That’s what I was asking myself on Monday. I had my CT scan at OHSU (Portland) in the morning, and then came back in the afternoon to pick up the digital images (too big to email) along with the report from the radiologist. This is S.O.P., now that I am having my CT scans in Portland the day before we go to San Diego for the clinical trial.

What would you do, if you had your fate written down in an envelope? Would you open it? Burn it?

This wasn’t a question that would go away. Genevieve and I slept with the report five feet from our bed. We left for the airport at 3:30 in the morning, and the report was in my backpack, calling me. Flying down, I could hear a little voice from the overhead bin. “You don’t have to wait.”

I grabbed my backpack off the plane, and it was in my hands again. I didn’t let go until we rented a car and dropped it off at the hospital for my doctor, three hours before my appointment.

Then we waited.

Dog with Biscuit.jpg

I’m entering the time window when AZD9291 stops working for some people. This time window stays open roughly as long as Tarceva, but it varies a lot from person to person. For example, I met people at the HOPE Summit in DC this May that had been on Tarceva for seven years.

Since there is no clear treatment path after this, I don’t know what will happen if/when this stops working. The longer I stay on it, the more time we have to find the next miracle treatment.

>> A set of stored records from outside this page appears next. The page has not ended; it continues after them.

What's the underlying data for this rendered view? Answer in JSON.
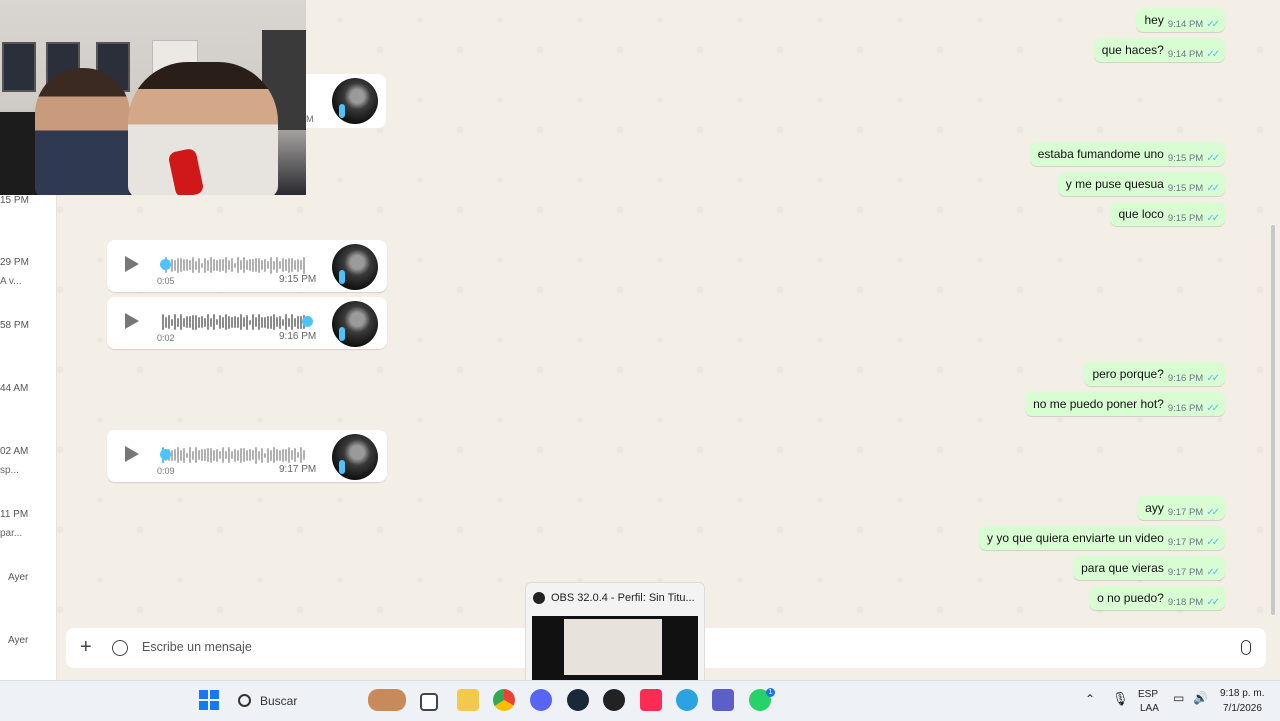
{
  "sidebar": {
    "times": [
      "15 PM",
      "29 PM",
      "58 PM",
      "44 AM",
      "02 AM",
      "11 PM",
      "Ayer",
      "Ayer"
    ],
    "snippets": [
      "A v...",
      "sp...",
      "par..."
    ]
  },
  "voice_notes": [
    {
      "duration": "0:05",
      "time": "9:15 PM",
      "progress": 0.0
    },
    {
      "duration": "0:02",
      "time": "9:16 PM",
      "progress": 1.0
    },
    {
      "duration": "0:09",
      "time": "9:17 PM",
      "progress": 0.0
    }
  ],
  "fragment_time": "M",
  "messages": [
    {
      "text": "hey",
      "time": "9:14 PM"
    },
    {
      "text": "que haces?",
      "time": "9:14 PM"
    },
    {
      "text": "estaba fumandome uno",
      "time": "9:15 PM"
    },
    {
      "text": "y me puse quesua",
      "time": "9:15 PM"
    },
    {
      "text": "que loco",
      "time": "9:15 PM"
    },
    {
      "text": "pero porque?",
      "time": "9:16 PM"
    },
    {
      "text": "no me puedo poner hot?",
      "time": "9:16 PM"
    },
    {
      "text": "ayy",
      "time": "9:17 PM"
    },
    {
      "text": "y yo que quiera enviarte un video",
      "time": "9:17 PM"
    },
    {
      "text": "para que vieras",
      "time": "9:17 PM"
    },
    {
      "text": "o no puedo?",
      "time": "9:18 PM"
    }
  ],
  "composer": {
    "placeholder": "Escribe un mensaje"
  },
  "obs_preview": {
    "title": "OBS 32.0.4 - Perfil: Sin Titu..."
  },
  "taskbar": {
    "search_label": "Buscar",
    "language_top": "ESP",
    "language_bottom": "LAA",
    "clock_time": "9:18 p. m.",
    "clock_date": "7/1/2026",
    "whatsapp_badge": "1"
  },
  "colors": {
    "outgoing_bubble": "#d9fdd3",
    "tick": "#53bdeb",
    "voice_dot": "#4fc3f7",
    "chat_bg": "#f3eee6"
  }
}
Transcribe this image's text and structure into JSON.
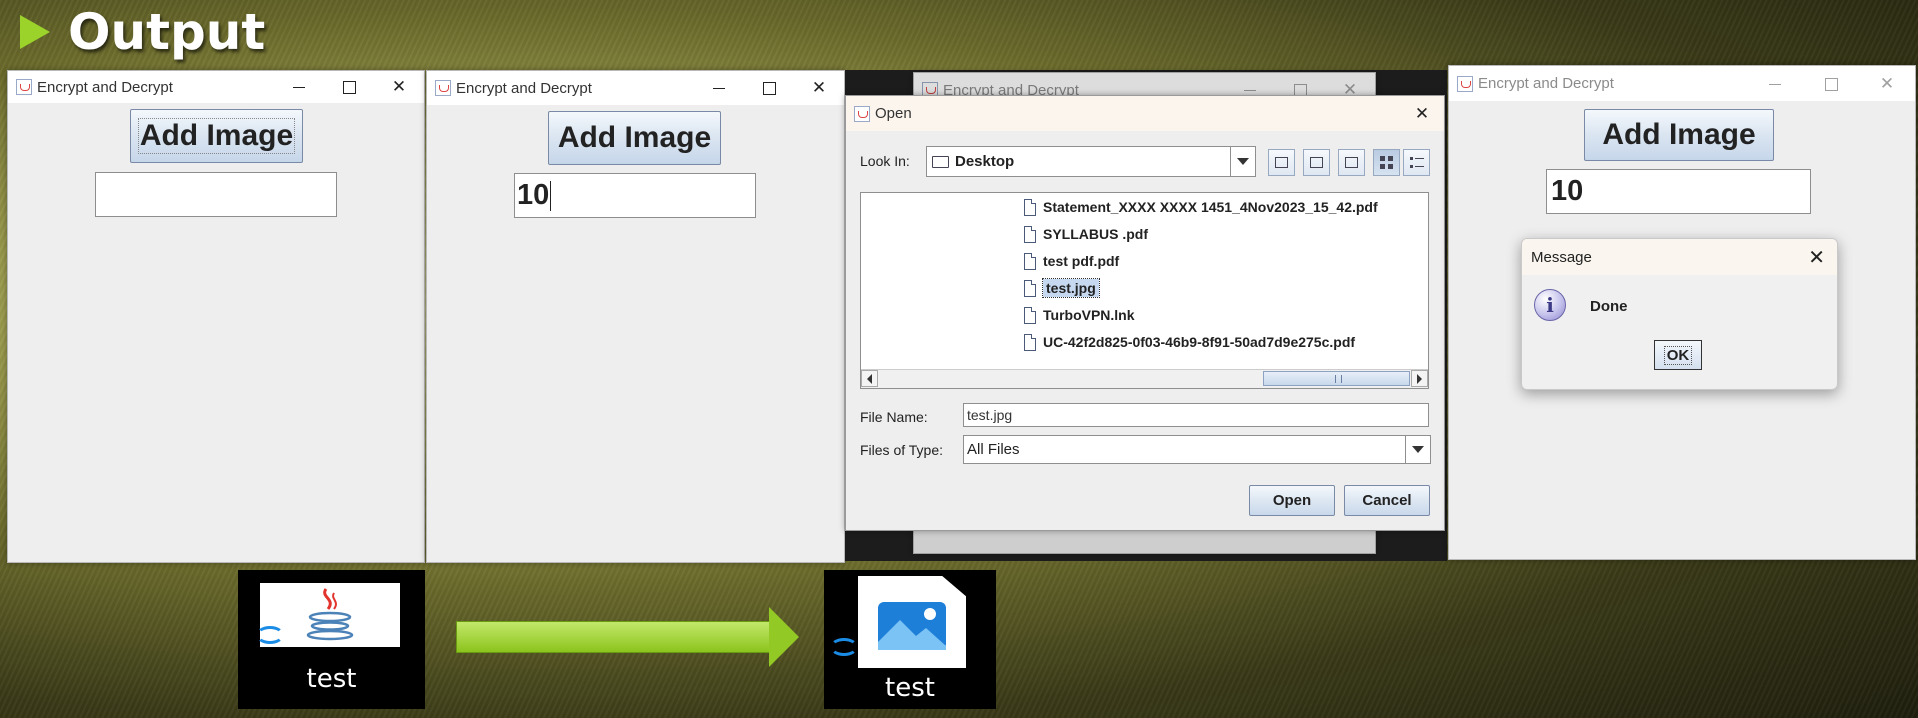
{
  "slide": {
    "title": "Output"
  },
  "app_window_title": "Encrypt and Decrypt",
  "window_controls": {
    "minimize": "–",
    "close": "✕"
  },
  "panel1": {
    "add_button": "Add Image",
    "field_value": ""
  },
  "panel2": {
    "add_button": "Add Image",
    "field_value": "10"
  },
  "panel4": {
    "add_button": "Add Image",
    "field_value": "10"
  },
  "open_dialog": {
    "title": "Open",
    "look_in_label": "Look In:",
    "look_in_value": "Desktop",
    "files": [
      {
        "name": "Statement_XXXX XXXX 1451_4Nov2023_15_42.pdf",
        "selected": false
      },
      {
        "name": "SYLLABUS .pdf",
        "selected": false
      },
      {
        "name": "test pdf.pdf",
        "selected": false
      },
      {
        "name": "test.jpg",
        "selected": true
      },
      {
        "name": "TurboVPN.lnk",
        "selected": false
      },
      {
        "name": "UC-42f2d825-0f03-46b9-8f91-50ad7d9e275c.pdf",
        "selected": false
      }
    ],
    "file_name_label": "File Name:",
    "file_name_value": "test.jpg",
    "file_type_label": "Files of Type:",
    "file_type_value": "All Files",
    "open_button": "Open",
    "cancel_button": "Cancel"
  },
  "message_dialog": {
    "title": "Message",
    "text": "Done",
    "ok_button": "OK",
    "close": "✕",
    "icon": "information-icon"
  },
  "icons": {
    "before_label": "test",
    "after_label": "test",
    "before_icon": "java-file-icon",
    "after_icon": "image-file-icon"
  },
  "colors": {
    "accent_green": "#9bd32b",
    "button_blue": "#c6d6ea",
    "selection": "#c6d9f1"
  }
}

At long-long last, we met with my oncologist. He told us the spectacular news we were waiting to hear. The cancer hasn’t changed a bit. We have six more sweet weeks of life to be grateful for!

OK, be honest. Up until now you’ve been thinking, “Dann, are you NUTS? Why didn’t you open the envelope?!!!” Although there may be a little (little?) madness, there’s some method in it. I’ve learned this lesson the hard way.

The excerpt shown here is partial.